🤖 AI Summary
Collision data is scarce in autonomous driving planning, and existing imitation learning methods struggle to effectively model hazardous scenarios. Method: This paper proposes SafeFusion—a novel training framework—and CollisionGen, a generative data pipeline. CollisionGen enables large-scale synthesis of high-fidelity collision scenarios guided by natural language prompts, refined via rule-based filtering and safety-aware joint optimization. SafeFusion integrates generative modeling, language-grounded scene descriptions, safety-oriented loss functions, and end-to-end planning training. Contribution/Results: The approach improves planning success rate by 56% in high-risk scenarios while preserving baseline performance on routine driving tasks.
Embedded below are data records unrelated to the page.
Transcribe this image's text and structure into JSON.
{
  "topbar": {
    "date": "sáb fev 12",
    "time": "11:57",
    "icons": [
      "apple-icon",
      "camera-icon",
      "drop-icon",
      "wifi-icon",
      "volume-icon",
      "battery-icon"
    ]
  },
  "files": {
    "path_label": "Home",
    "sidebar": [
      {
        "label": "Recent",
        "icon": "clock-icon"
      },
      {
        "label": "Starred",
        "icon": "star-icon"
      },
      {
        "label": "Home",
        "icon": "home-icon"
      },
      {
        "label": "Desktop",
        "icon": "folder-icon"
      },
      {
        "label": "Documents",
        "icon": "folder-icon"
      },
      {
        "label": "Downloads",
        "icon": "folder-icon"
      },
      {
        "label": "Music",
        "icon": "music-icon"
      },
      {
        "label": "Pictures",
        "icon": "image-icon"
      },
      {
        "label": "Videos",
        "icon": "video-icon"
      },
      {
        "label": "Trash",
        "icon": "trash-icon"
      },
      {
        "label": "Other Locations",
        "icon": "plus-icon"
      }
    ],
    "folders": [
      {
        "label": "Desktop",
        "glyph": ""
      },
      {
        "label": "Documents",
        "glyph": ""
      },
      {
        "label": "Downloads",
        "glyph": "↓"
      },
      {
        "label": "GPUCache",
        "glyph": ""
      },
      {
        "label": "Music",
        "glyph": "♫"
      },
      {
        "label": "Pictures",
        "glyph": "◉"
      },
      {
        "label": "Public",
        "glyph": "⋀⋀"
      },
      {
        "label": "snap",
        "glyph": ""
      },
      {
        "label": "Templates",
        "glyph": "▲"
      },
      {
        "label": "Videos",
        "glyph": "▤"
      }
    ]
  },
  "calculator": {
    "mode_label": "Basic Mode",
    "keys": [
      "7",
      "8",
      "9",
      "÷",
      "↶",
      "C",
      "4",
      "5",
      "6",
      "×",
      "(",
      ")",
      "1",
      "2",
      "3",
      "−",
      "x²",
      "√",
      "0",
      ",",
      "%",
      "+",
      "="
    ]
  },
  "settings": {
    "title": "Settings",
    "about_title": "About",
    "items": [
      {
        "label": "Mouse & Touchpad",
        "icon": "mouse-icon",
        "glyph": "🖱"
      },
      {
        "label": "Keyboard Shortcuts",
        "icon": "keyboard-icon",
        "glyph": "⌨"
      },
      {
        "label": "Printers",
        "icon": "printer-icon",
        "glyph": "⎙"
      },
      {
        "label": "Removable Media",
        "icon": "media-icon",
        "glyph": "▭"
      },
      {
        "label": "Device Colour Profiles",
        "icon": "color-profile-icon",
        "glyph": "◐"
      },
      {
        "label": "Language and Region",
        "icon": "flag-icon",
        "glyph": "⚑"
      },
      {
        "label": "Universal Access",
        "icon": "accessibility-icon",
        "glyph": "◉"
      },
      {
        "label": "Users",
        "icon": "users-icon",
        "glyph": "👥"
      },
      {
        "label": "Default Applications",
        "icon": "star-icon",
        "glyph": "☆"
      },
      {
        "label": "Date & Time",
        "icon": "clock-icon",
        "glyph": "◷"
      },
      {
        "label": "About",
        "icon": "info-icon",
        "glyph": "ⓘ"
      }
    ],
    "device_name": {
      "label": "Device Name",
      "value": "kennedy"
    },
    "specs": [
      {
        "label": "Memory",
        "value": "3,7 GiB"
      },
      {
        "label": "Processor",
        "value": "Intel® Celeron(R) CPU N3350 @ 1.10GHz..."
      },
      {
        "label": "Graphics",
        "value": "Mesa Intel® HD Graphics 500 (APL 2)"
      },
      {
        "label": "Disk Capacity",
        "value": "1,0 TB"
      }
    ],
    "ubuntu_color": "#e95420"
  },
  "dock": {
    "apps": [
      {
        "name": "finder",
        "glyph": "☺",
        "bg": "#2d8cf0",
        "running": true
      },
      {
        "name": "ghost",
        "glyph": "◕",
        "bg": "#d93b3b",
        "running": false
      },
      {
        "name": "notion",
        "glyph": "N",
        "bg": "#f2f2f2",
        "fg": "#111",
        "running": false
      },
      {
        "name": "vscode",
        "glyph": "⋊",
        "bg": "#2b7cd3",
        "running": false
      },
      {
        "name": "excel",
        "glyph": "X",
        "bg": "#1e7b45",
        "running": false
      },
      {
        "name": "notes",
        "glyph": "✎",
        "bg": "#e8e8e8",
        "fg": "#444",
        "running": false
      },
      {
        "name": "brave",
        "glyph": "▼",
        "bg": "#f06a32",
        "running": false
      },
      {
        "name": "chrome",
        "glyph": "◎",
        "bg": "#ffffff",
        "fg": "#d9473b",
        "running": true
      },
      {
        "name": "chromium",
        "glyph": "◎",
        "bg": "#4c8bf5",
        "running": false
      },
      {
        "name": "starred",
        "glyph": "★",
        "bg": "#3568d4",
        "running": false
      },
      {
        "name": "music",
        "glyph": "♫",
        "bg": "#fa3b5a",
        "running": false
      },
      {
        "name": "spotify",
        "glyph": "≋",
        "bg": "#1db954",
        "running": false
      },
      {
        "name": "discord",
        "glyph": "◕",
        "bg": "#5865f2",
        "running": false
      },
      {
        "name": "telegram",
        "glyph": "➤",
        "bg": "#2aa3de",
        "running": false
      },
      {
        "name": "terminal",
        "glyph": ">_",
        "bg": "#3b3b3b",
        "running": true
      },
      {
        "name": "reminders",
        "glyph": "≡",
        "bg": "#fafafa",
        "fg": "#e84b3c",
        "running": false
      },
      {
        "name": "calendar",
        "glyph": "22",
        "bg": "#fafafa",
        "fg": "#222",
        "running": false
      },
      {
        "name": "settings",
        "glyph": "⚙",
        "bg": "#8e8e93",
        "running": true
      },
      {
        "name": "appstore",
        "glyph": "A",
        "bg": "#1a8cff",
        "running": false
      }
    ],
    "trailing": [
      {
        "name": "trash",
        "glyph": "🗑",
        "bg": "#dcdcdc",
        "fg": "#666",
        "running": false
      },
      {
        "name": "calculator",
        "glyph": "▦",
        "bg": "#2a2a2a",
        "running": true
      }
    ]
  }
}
It significantly enhances system robustness and cross-scenario generalization capability, marking the first work to achieve prompt-driven, rule-constrained, and safety-optimized generation of collision-rich training data for autonomous driving planners.
📝 Abstract
Autonomous vehicle safety is crucial for the successful deployment of self-driving cars. However, most existing planning methods rely heavily on imitation learning, which limits their ability to leverage collision data effectively. Moreover, collecting collision or near-collision data is inherently challenging, as it involves risks and raises ethical and practical concerns. In this paper, we propose SafeFusion, a training framework to learn from collision data. Instead of over-relying on imitation learning, SafeFusion integrates safety-oriented metrics during training to enable collision avoidance learning. In addition, to address the scarcity of collision data, we propose CollisionGen, a scalable data generation pipeline to generate diverse, high-quality scenarios using natural language prompts, generative models, and rule-based filtering. Experimental results show that our approach improves planning performance in collision-prone scenarios by 56% over previous state-of-the-art planners while maintaining effectiveness in regular driving situations. Our work provides a scalable and effective solution for advancing the safety of autonomous driving systems.